Multiple basketballs transformed into brownish-orange blurs at one point during the Pepperdine Waves women’s hoops team’s July 5 practice at Firestone Fieldhouse.
The college basketball squad rocketed the balls to each other during a shooting and passing drill at one end of the arena’s polished, wooden floor.
Following a shot attempt, the ball funneled through an automated basketball shooting machine, which then blasted the leather sphere to a waiting Wave at the top of the three-point arc. That player then passed the ball to a teammate on the left side of the arc, who fired the ball to a player on the opposite arc ready to shoot. The process repeated rapidly after a made or missed shot.
Through it all, players called the names of the shooter, once senior guard Paige Fecske told teammates to “follow your pass. When you shoot go to the middle,” and Pepperdine head coach DeLisha Milton Jones directed the shooters to “finish on your toes.”
Milton-Jones, a two-time Olympic gold medalist and retired WNBA All-Star—and two-time champion—said she likes for the team to be animated and vocal during the drills to promote bonding. She said the exercises also help determine what type of team the Waves will be during their upcoming season this fall.
“Are we going to be a team that will hit you from different areas on the court offensively from the three-point line on in or we going to be a team that pounds the ball on the inside?” she asked. “Are we going to be a running team? We are trying to evaluate a lot in a short period of time, so when the end of August comes we have a plan.”
Junior guard Barbara Sitanggan believes her second-year head coach will direct the Waves to play at a high-speed pace. She hopes she and her teammates can fast-break to the top tier of West Coast Conference, the 10-member league Pepperdine competes in.
“I think we have a great chance this year with all the players we have, and we are such a young team—we only have three seniors,” Sitanggan said. “We can have a great year.”
Senior forward Yasmin Robinson-Bacote is eager to lead the Waves to success. She said practices this month will set the tone for the 2018-19 campaign.
“The season starts now,” said Robinson-Bacote, who averaged 16.6 points and 7.2 rebounds a game during Pepperdine’s 10-20 record season that ended last March.

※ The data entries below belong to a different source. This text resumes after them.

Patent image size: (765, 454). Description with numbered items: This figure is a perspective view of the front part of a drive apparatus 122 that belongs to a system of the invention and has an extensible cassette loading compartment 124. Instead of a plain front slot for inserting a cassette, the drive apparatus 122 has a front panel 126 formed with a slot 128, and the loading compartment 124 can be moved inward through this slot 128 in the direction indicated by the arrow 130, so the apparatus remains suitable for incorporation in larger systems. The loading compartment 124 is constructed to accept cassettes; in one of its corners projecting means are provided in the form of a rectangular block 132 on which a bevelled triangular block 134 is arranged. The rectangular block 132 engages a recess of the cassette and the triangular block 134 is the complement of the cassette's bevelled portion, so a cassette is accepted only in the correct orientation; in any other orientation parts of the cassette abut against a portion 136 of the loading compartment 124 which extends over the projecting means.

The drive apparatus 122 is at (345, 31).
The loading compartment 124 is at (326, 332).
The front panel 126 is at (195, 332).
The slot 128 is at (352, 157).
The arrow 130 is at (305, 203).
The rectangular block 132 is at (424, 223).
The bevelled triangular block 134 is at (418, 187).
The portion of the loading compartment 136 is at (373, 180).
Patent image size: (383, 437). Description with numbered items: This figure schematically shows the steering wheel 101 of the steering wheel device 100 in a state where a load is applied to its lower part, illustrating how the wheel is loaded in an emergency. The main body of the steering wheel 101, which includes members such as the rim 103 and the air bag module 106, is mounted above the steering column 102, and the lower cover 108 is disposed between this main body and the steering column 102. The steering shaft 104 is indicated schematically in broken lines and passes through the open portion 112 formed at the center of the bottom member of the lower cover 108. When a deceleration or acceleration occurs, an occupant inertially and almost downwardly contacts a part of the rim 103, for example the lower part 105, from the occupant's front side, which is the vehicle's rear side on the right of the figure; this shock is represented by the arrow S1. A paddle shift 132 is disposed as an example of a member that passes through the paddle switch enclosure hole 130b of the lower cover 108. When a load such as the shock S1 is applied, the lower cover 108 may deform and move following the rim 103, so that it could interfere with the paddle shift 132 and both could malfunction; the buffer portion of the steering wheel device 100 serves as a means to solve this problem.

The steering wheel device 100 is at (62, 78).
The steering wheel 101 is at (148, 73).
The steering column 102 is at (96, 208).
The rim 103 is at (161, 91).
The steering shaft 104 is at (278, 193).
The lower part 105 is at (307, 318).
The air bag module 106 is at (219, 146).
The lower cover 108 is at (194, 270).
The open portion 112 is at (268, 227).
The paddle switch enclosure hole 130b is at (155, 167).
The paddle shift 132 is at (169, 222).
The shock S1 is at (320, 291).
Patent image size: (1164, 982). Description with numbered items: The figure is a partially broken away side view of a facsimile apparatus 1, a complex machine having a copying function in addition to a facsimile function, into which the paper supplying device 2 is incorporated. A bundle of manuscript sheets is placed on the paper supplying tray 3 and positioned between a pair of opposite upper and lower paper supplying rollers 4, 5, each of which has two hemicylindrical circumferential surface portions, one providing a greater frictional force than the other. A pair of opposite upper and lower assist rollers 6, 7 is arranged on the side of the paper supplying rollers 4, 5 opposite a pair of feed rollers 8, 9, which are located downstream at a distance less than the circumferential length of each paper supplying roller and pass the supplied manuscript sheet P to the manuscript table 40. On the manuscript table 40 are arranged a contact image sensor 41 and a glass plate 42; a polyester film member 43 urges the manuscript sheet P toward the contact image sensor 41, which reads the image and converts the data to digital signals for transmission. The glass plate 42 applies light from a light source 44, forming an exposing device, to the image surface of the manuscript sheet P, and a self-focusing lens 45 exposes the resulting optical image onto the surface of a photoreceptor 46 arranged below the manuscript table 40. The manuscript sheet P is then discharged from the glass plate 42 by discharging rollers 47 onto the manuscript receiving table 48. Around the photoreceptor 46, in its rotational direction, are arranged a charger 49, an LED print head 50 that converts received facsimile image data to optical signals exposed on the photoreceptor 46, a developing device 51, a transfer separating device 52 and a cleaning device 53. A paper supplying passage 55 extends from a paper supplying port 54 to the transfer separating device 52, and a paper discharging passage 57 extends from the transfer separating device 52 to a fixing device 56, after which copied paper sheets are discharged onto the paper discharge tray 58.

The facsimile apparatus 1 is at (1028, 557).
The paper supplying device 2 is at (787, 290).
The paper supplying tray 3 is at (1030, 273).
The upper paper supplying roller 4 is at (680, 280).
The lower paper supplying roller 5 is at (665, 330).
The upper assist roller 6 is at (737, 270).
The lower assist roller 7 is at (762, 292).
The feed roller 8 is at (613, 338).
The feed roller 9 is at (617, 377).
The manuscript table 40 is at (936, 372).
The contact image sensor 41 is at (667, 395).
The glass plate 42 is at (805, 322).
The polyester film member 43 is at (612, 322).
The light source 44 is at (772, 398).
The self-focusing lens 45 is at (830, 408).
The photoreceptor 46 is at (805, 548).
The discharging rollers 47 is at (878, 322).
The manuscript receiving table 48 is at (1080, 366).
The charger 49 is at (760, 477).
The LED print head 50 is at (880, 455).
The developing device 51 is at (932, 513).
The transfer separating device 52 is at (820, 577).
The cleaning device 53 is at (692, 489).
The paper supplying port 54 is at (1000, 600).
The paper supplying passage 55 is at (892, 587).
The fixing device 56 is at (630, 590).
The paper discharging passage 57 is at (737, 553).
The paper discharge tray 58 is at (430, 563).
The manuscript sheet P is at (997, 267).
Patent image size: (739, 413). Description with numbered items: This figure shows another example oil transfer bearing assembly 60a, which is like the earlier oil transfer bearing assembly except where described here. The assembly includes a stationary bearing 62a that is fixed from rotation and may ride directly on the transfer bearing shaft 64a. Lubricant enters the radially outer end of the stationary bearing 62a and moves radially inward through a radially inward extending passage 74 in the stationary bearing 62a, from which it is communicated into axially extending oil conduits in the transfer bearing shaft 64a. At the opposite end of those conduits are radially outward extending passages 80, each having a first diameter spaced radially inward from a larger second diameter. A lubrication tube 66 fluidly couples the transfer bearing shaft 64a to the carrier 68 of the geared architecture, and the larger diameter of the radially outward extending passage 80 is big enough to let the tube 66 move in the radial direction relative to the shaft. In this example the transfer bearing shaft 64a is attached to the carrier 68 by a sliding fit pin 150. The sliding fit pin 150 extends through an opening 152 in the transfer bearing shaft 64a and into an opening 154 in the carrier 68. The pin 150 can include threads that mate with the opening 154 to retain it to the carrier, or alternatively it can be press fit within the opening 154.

The morning after Independence Day, Robinson-Bacote and her teammates—minus Australian-born players Monique Andriuolo and Mia Satie—scrimmaged (the losers had to do push-ups) and ran through various skill development drills with the coaching staff, who often got involved in the drills themselves.
Assistant coaches Josh Pace and BJ Porter lead Sitanggan, Fecske and other Waves such as new team members, junior Deezha Battle and freshman Malia Bambrick, through a drill that had the girls crossing over in front of cone then pulling up for a jump shot.
On the other end of the floor, Milton-Jones directed frontcourt players in drills that featured them trying to score on her in the lane—baseline drives, short jump shots and more—after receiving a pass from strength coach Adam Estrin.
Pepperdine’s seven other practices this month will feature more of this. The women also have conditioning days and dedicated hours in the university’s weight room.
Their coach said she wants to identify the team’s culture this month.
“I want to see the maturity of the returners and how welcoming and accepting they are of the newbies coming,” Milton-Jones said. “I’m also trying to get a feel for the new players and where they are. What their skill level is outside of what we evaluated during recruiting.”
Pepperdine won 14 games in Robinson-Bacote’s first two college basketball seasons. With the 10 wins of her junior season behind her, the fourth-year player said establishing a winner culture is important.
“The senior group that we have now—me, Keyari [Sleezer] and Paige—have been through a lot and would love to see the program get on the right track,” Robinson-Bacote said. “We came in and struggled. Now we are just trying to leave a winning culture behind.”
She said Pepperdine’s six new players are helping to forge a champion program.
“They have done a very good job of catching onto things early,” she said. “These girls really know how to play the game. They are going to make a difference. Every single one of them has the ability to come in the game and change the dynamic. It adds more depth to our group.”
Milton-Jones has called the newcomers Pepperdine’s most talented recruiting class in a few years. One of them, Battle, a transfer from Cochise College in Arizona, said she wants to live up to that billing and show she is deserving of a roster spot.
“It’s extremely important, especially coming in as a junior,” she said.
Freshmen forward Skye Lindsay said the more experienced Waves have been encouraging the new players.
“We are just going to get stronger,” she said. “Go faster. Go harder. I think we can only go up from here.”
Sitanggan, a guard known for being more pass-first than score-first, who is looking to be more aggressive this season offensively, said her new teammates have been impressive.
“It pushes and challenges the returners,” she said. “We are all fighting for spots, but at the end of the day we are all a team that will be competing together once the season comes.”
Battle believes Pepperdine can claim a lot of victories.
“We don’t have a set goal, but we definitely want to improve,” she said. “I feel like we are underdogs, and I like that. I feel like we can surprise a lot of people.”